Biomimetic scaffolds offer hope for repairing cranial defects

The cranial bone in the human body performs very important functions, such as protecting the brain and allowing the passage of cranial nerves that are necessary for normal function. Cranial defects of critical size can disrupt both the physical and psychological well-being of patients. Repair of critical-sized cranial defects with cranioplasty is challenging for reconstructive surgeons, who prefer to use autologous bone grafts. Obtaining autologous bone requires additional surgical procedures that are accompanied by risks such as loss of free flap, infection, deep vein thrombosis, and nerve injury. These limitations require the development of alternatives to autologous bone grafts for the repair of cranial defects.

Biomaterials that mimic the composition and microstructure of natural bone are widely recognized to be ideal for the regeneration of bone defects. The flat bone has two external solid tables of cortical bone. The area between the two tables is called the fold, which consists of cancellous bone. Cortical bone has low porosity (5% to 10%) with interconnected tube-like pores called Haversian canals and Volkmann canals. Cancellous bone is composed of irregular cancellous trabeculae with a high specific surface area, and the mean surface curvature of the trabecular surface is close to zero. The architectural features of cancellous bone are similar to those of a gyroid-type triple periodic minimum surface (TMPS) pore topology.
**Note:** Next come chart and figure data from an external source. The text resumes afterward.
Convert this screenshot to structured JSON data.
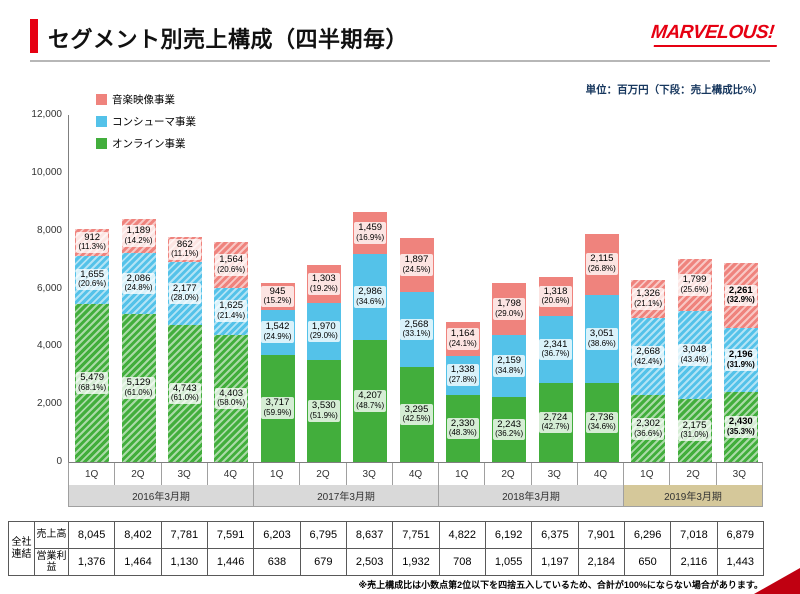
{
  "header": {
    "title": "セグメント別売上構成（四半期毎）",
    "logo_text": "MARVELOUS!"
  },
  "unit_note": "単位：百万円（下段：売上構成比%）",
  "legend": [
    {
      "key": "music",
      "label": "音楽映像事業",
      "color": "#ef837d"
    },
    {
      "key": "consumer",
      "label": "コンシューマ事業",
      "color": "#54c2e9"
    },
    {
      "key": "online",
      "label": "オンライン事業",
      "color": "#42ae3c"
    }
  ],
  "chart_data": {
    "type": "bar",
    "stacked": true,
    "title": "セグメント別売上構成（四半期毎）",
    "ylabel": "百万円",
    "ylim": [
      0,
      12000
    ],
    "ytick_step": 2000,
    "yticks": [
      "0",
      "2,000",
      "4,000",
      "6,000",
      "8,000",
      "10,000",
      "12,000"
    ],
    "categories": [
      "1Q",
      "2Q",
      "3Q",
      "4Q",
      "1Q",
      "2Q",
      "3Q",
      "4Q",
      "1Q",
      "2Q",
      "3Q",
      "4Q",
      "1Q",
      "2Q",
      "3Q"
    ],
    "hatched": [
      true,
      true,
      true,
      true,
      false,
      false,
      false,
      false,
      false,
      false,
      false,
      false,
      true,
      true,
      true
    ],
    "bold": [
      false,
      false,
      false,
      false,
      false,
      false,
      false,
      false,
      false,
      false,
      false,
      false,
      false,
      false,
      true
    ],
    "series": [
      {
        "key": "online",
        "name": "オンライン事業",
        "color": "#42ae3c",
        "values": [
          5479,
          5129,
          4743,
          4403,
          3717,
          3530,
          4207,
          3295,
          2330,
          2243,
          2724,
          2736,
          2302,
          2175,
          2430
        ],
        "pcts": [
          "68.1%",
          "61.0%",
          "61.0%",
          "58.0%",
          "59.9%",
          "51.9%",
          "48.7%",
          "42.5%",
          "48.3%",
          "36.2%",
          "42.7%",
          "34.6%",
          "36.6%",
          "31.0%",
          "35.3%"
        ]
      },
      {
        "key": "consumer",
        "name": "コンシューマ事業",
        "color": "#54c2e9",
        "values": [
          1655,
          2086,
          2177,
          1625,
          1542,
          1970,
          2986,
          2568,
          1338,
          2159,
          2341,
          3051,
          2668,
          3048,
          2196
        ],
        "pcts": [
          "20.6%",
          "24.8%",
          "28.0%",
          "21.4%",
          "24.9%",
          "29.0%",
          "34.6%",
          "33.1%",
          "27.8%",
          "34.8%",
          "36.7%",
          "38.6%",
          "42.4%",
          "43.4%",
          "31.9%"
        ]
      },
      {
        "key": "music",
        "name": "音楽映像事業",
        "color": "#ef837d",
        "values": [
          912,
          1189,
          862,
          1564,
          945,
          1303,
          1459,
          1897,
          1164,
          1798,
          1318,
          2115,
          1326,
          1799,
          2261
        ],
        "pcts": [
          "11.3%",
          "14.2%",
          "11.1%",
          "20.6%",
          "15.2%",
          "19.2%",
          "16.9%",
          "24.5%",
          "24.1%",
          "29.0%",
          "20.6%",
          "26.8%",
          "21.1%",
          "25.6%",
          "32.9%"
        ]
      }
    ],
    "fiscal_years": [
      {
        "label": "2016年3月期",
        "span": 4,
        "bg": "#d9d9d9"
      },
      {
        "label": "2017年3月期",
        "span": 4,
        "bg": "#d9d9d9"
      },
      {
        "label": "2018年3月期",
        "span": 4,
        "bg": "#d9d9d9"
      },
      {
        "label": "2019年3月期",
        "span": 3,
        "bg": "#d5c89a"
      }
    ]
  },
  "table": {
    "group_label": "全社連結",
    "rows": [
      {
        "label": "売上高",
        "values": [
          8045,
          8402,
          7781,
          7591,
          6203,
          6795,
          8637,
          7751,
          4822,
          6192,
          6375,
          7901,
          6296,
          7018,
          6879
        ]
      },
      {
        "label": "営業利益",
        "values": [
          1376,
          1464,
          1130,
          1446,
          638,
          679,
          2503,
          1932,
          708,
          1055,
          1197,
          2184,
          650,
          2116,
          1443
        ]
      }
    ]
  },
  "footnote": "※売上構成比は小数点第2位以下を四捨五入しているため、合計が100%にならない場合があります。"
}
Inspired by the composition and structural characteristics of cranial bones, scientists from South China University and Technology developed two planar bone-mimetic β-calcium phosphate bioceramic scaffolds (Gyr-Comp and Gyr-Tub) by 3D printing with high photopolymerization accuracy. . Both scaffolds had two outer layers and an inner layer with toroidal pores mimicking the duplex structure. The outer layers of the Gyr-Comp scaffolds simulated the low porosity of the outer tables, while those of the Gyr-Tub scaffolds mimicked the tubular pore structure of the flat bone tables. Gyr-Comp and Gyr-Tub scaffolds possessed higher compressive strength and markedly promoted in vitro cell proliferation, osteogenic differentiation and angiogenic activities compared to conventional scaffolds with cross-link structures. After being implanted in rabbit cranial defects for 12 weeks, the Gyr-Tub achieved the best repair results by accelerating the formation of bone tissue and blood vessels. Gyr-Tub scaffolds have high prospects for the treatment of cranial bone defects in clinical applications. This work provides an advanced strategy to prepare biomimetic biomaterials that match the structural and functional needs of efficient bone regeneration.